Morbo periculoso laborantis supplicatio.

Jesu Christe, meae salutis Author,
Ad Te pando manus, premente morbo,
Fessas deliquio auferente vires.
Sustentes animam metu trementem
Mortis, quam mihi sentio propinquam.
In quâ crimina nostra diluisti
Spem Crux anchora fulciat fluentem.
Antequam ultima nox meas ocellos
Claudens imperet hinc abire, dicas,
Jesu Chrise, animae: Tuus Redemptor
Sum, delicta tuae remitto vita.
Dictâ pace mihi, lubens obibo.

Page 31.

Maittaire’s portrait, painted by Dandridge, was engraved in mezzotint (jussu amicorum) by Faber.

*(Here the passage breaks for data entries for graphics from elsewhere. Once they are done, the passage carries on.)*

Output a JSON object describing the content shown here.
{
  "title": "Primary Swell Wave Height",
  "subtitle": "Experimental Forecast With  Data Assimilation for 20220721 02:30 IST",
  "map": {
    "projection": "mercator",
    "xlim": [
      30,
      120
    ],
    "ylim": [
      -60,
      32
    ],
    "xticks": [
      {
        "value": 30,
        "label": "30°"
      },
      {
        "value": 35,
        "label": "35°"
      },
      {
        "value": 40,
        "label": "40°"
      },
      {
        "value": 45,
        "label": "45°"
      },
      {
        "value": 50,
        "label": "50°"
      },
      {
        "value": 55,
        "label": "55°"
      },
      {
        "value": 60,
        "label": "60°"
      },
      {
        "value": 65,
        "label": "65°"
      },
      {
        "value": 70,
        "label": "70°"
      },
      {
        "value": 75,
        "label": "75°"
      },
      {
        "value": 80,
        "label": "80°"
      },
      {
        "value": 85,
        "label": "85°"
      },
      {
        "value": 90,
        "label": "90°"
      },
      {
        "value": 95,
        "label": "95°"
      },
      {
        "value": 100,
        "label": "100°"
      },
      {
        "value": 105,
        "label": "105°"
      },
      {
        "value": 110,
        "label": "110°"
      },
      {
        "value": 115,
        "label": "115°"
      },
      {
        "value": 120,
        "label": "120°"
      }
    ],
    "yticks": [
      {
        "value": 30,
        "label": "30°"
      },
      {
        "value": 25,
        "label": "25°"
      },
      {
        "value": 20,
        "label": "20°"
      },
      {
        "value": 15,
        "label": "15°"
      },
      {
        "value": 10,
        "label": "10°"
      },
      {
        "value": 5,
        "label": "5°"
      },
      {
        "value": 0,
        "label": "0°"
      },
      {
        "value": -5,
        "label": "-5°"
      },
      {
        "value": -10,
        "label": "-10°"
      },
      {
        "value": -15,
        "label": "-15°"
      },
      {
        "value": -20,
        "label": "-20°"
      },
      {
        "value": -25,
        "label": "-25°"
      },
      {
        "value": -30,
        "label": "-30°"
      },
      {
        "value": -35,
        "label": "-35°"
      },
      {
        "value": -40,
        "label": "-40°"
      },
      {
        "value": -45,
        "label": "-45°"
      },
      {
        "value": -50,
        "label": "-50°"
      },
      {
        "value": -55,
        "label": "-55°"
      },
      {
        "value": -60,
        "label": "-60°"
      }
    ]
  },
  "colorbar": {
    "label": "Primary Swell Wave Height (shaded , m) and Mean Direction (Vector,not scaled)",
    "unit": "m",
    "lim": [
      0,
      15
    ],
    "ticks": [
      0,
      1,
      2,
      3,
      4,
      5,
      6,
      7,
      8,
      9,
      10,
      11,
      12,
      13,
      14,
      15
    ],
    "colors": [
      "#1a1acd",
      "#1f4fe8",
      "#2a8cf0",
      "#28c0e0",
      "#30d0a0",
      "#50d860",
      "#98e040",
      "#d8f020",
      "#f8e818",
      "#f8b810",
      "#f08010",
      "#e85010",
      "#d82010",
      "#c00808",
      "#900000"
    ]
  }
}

*⁎* The sale of his library by Messrs Cock & Langford, the celebrated auctioneers, was a great event in the literary world. It took place in the end of 1747 and beginning of 1748, and occupied forty-four nights. The printing of the catalogue was committed to Mr. Bowyer; the books had been diligently read, and Maittaire himself had catalogued and described them. On the back of the title-page the auctioneer inserted an advertisement, in which he said:— “Though the books in their present condition make not the most ostentatious appearance, yet, like the late worthy possessor of them, however plain their outside may be, they contain within an invaluable treasure of ingenuity and learning. In fine, this is (alter fifty years’ diligent search and labour in collecting) the entire library of Mr. Maittaire, whose judgment in the choice of books, as it ever was confessed, so are they undoubtedly far beyond whatever I can attempt to say in their praise. In exhibiting them thus to the publick, I comply with the will of my deceased friend, and in printing the Catalogue from his own copy, just as he left it (though by so doing it is the more voluminous), I had an opportunity not only of doing the justice I owe to his memory, but also of gratifying the curious.”[2] A Latin letter, dated 1st June 1731, from Maittaire to Des Maizeaux, is printed in Nichols’ “Literary Anecdotes,” vol. iv. p. 561; the subject is Index-Making, a learned labour in which the writer confessedly excelled.

Motteux.

The Motteux family were refugees from Rouen. We find, under date 15th April 1693 (List xv.), the naturalisation of John Motteux, with his children, John Anthony, Timothy, Peter, Judith, Catherine, and Martha Mary. Although naturalised at so late a date, they came over in 1685, and some of them sooner. It is difficult to identify- the household from the entries in the French registers. But assuming the above-named Peter to be the litterateur, the year of whose birth was 1660, we can identify Timothy, Judith, and Catherine as his brother and sisters. On 11th April

  1. “Philipp I. 21. Έμοί γάρ τό ζήν ΧΡΙΣΤΟΣ καί τό άποθανεϊν, κέρόδος.”
  2. Nichols’ “Literary Anecdotes,” vol. iii. p. 617, iv. p. 561.